Adaptive Computing's MOAB Suite provides an elevated queue to
accept tasks and control xCAT to provision the resources to
effectively meet the needs of the queue. Using MOAB with xCAT
and our own RAIN services could provide dynamic provisioning
and adaption of resources within a particular site-wide deployment
on the FutureGrid. With the creation and utilization of a wide
variety of UNIX-based Operating Systems, a configuration
management system is needed to keep everything working
properly. This includes managing and updating installed software,
adding security patches, maintaining configuration files and adding
host keys and certificates on the fly to xCAT provisioned nodes and
newly created virtual machines. This provides a seamless
environment for both the users as well as the system administrators.
With the vast array of virtual clusters and private clouds, a number
of head nodes are required to manage each system. While these
head nodes are not computationally intensive, they do need
dedicated resources on their own. This includes head nodes for
Nimbus clouds, Eucalyptus clouds, a PBS queue, and any other
user-determined distributed systems. It is important to note that
neither Moab, XCAT, BCFG2, or other tools which are often
referred to by members of the project are able to provide the
functionality needed for FG alone.
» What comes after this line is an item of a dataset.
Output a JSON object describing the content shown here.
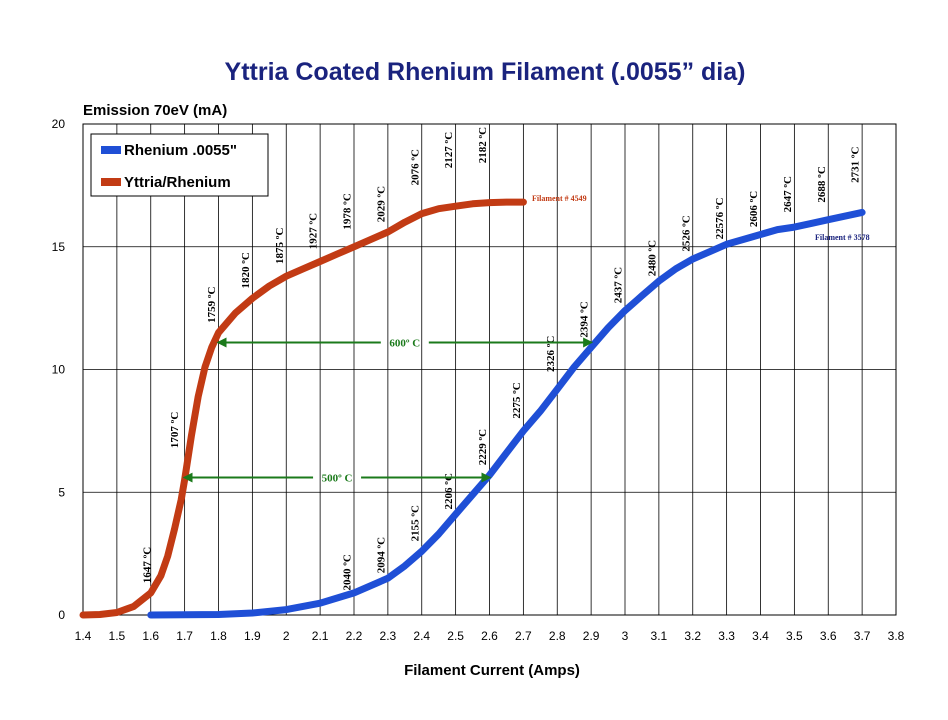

In an implementation view they
provide portions of the functionality and we will see how these
tools can assist building the Architecture of FG. Together these
tools comprise the building blocks for our RAIN service.
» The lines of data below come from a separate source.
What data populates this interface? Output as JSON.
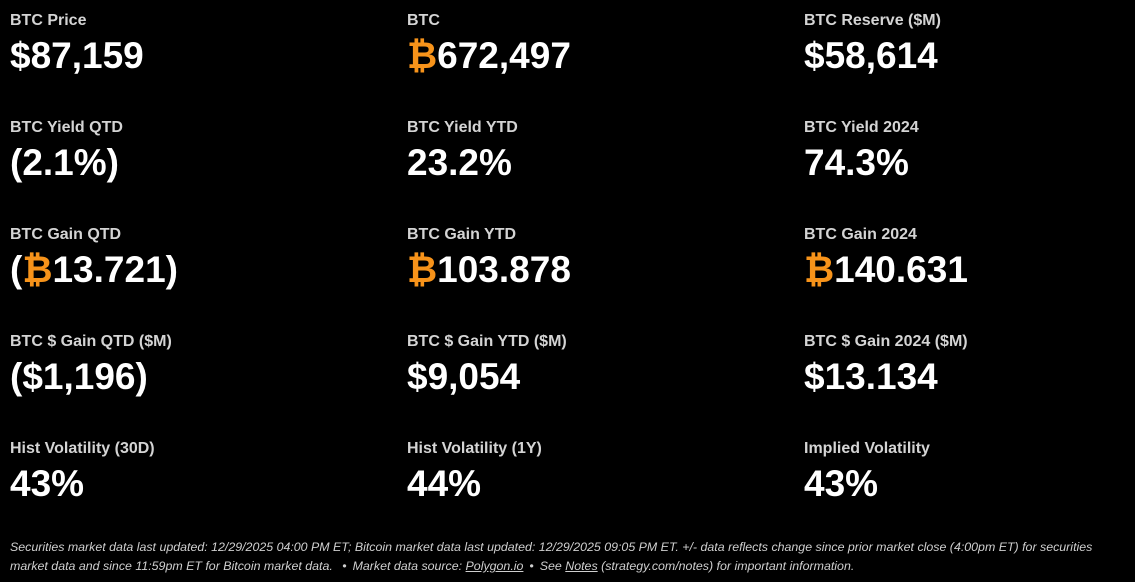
{
  "colors": {
    "background": "#000000",
    "label": "#d4d4d4",
    "value": "#ffffff",
    "bitcoin_accent": "#f7931a",
    "footer": "#cfcfcf"
  },
  "btc_symbol": "₿",
  "metrics": [
    [
      {
        "label": "BTC Price",
        "prefix": "",
        "symbol": "",
        "value": "$87,159",
        "suffix": ""
      },
      {
        "label": "BTC",
        "prefix": "",
        "symbol": "₿",
        "value": "672,497",
        "suffix": ""
      },
      {
        "label": "BTC Reserve ($M)",
        "prefix": "",
        "symbol": "",
        "value": "$58,614",
        "suffix": ""
      }
    ],
    [
      {
        "label": "BTC Yield QTD",
        "prefix": "",
        "symbol": "",
        "value": "(2.1%)",
        "suffix": ""
      },
      {
        "label": "BTC Yield YTD",
        "prefix": "",
        "symbol": "",
        "value": "23.2%",
        "suffix": ""
      },
      {
        "label": "BTC Yield 2024",
        "prefix": "",
        "symbol": "",
        "value": "74.3%",
        "suffix": ""
      }
    ],
    [
      {
        "label": "BTC Gain QTD",
        "prefix": "(",
        "symbol": "₿",
        "value": "13.721",
        "suffix": ")"
      },
      {
        "label": "BTC Gain YTD",
        "prefix": "",
        "symbol": "₿",
        "value": "103.878",
        "suffix": ""
      },
      {
        "label": "BTC Gain 2024",
        "prefix": "",
        "symbol": "₿",
        "value": "140.631",
        "suffix": ""
      }
    ],
    [
      {
        "label": "BTC $ Gain QTD ($M)",
        "prefix": "",
        "symbol": "",
        "value": "($1,196)",
        "suffix": ""
      },
      {
        "label": "BTC $ Gain YTD ($M)",
        "prefix": "",
        "symbol": "",
        "value": "$9,054",
        "suffix": ""
      },
      {
        "label": "BTC $ Gain 2024 ($M)",
        "prefix": "",
        "symbol": "",
        "value": "$13.134",
        "suffix": ""
      }
    ],
    [
      {
        "label": "Hist Volatility (30D)",
        "prefix": "",
        "symbol": "",
        "value": "43%",
        "suffix": ""
      },
      {
        "label": "Hist Volatility (1Y)",
        "prefix": "",
        "symbol": "",
        "value": "44%",
        "suffix": ""
      },
      {
        "label": "Implied Volatility",
        "prefix": "",
        "symbol": "",
        "value": "43%",
        "suffix": ""
      }
    ]
  ],
  "footer": {
    "text_1": "Securities market data last updated: 12/29/2025 04:00 PM ET; Bitcoin market data last updated: 12/29/2025 09:05 PM ET. +/- data reflects change since prior market close (4:00pm ET) for securities market data and since 11:59pm ET for Bitcoin market data.",
    "separator": "•",
    "text_2": "Market data source:",
    "link_polygon": "Polygon.io",
    "text_3": "See",
    "link_notes": "Notes",
    "text_4": "(strategy.com/notes) for important information."
  }
}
The dynamic provisioning software architecture was deployed
onto a FutureGrid test platform called Gravel as well as the
production-level Sierra and India clusters. On Gravel the dynamic
provisioning scenario was tested using VirtualBox virtual
machines. The xCAT VirtualBox plugin was used to manage the
power attributes of the VMs and the Moab Service Manager’s
xCAT plugin was modified to add support for VirtualBox VMs and
emulated real FutureGrid infrastructure providing an ideal
development platform. The system was tested with various
RHEL5, CentOS5 and Fedora images using stateful and stateless
installs of each to obtain preliminary performance results. In a
stateless setup the time taken to have a node provisioned and ready
to accept jobs is affected by the time it takes to transfer the root
image over the network in addition to the boot up time of the node
with the image. When similar images were deployed using
stateless and stateful modes we found no documentable difference
between the boot times and the results varied between tests. The
size of the image is a large part of the boot times in both cases and
we plan to run further tests with smaller satellite images where the
core image is small and most of the tools and software are
mounted read only onto the image and study the best mode of
deployment.
Process View
About FutureGrid
The FutureGrid is an NSF-funded project which provides an
experimental platform that accommodates batch, grid and cloud
computing, allowing researchers to attack a range of research
questions associated with optimizing, integrating and scheduling
the different service models. FutureGrid will provide a significant
new experimental computing grid and cloud computing test-bed to
the research community, together with user support for third-party
researchers conducting experiments on FutureGrid. The test-bed
includes a geographically distributed set of heterogeneous
computing systems, a data management system that will hold both
metadata and a growing library of software images, and a
dedicated network allowing isolatable, secure experiments.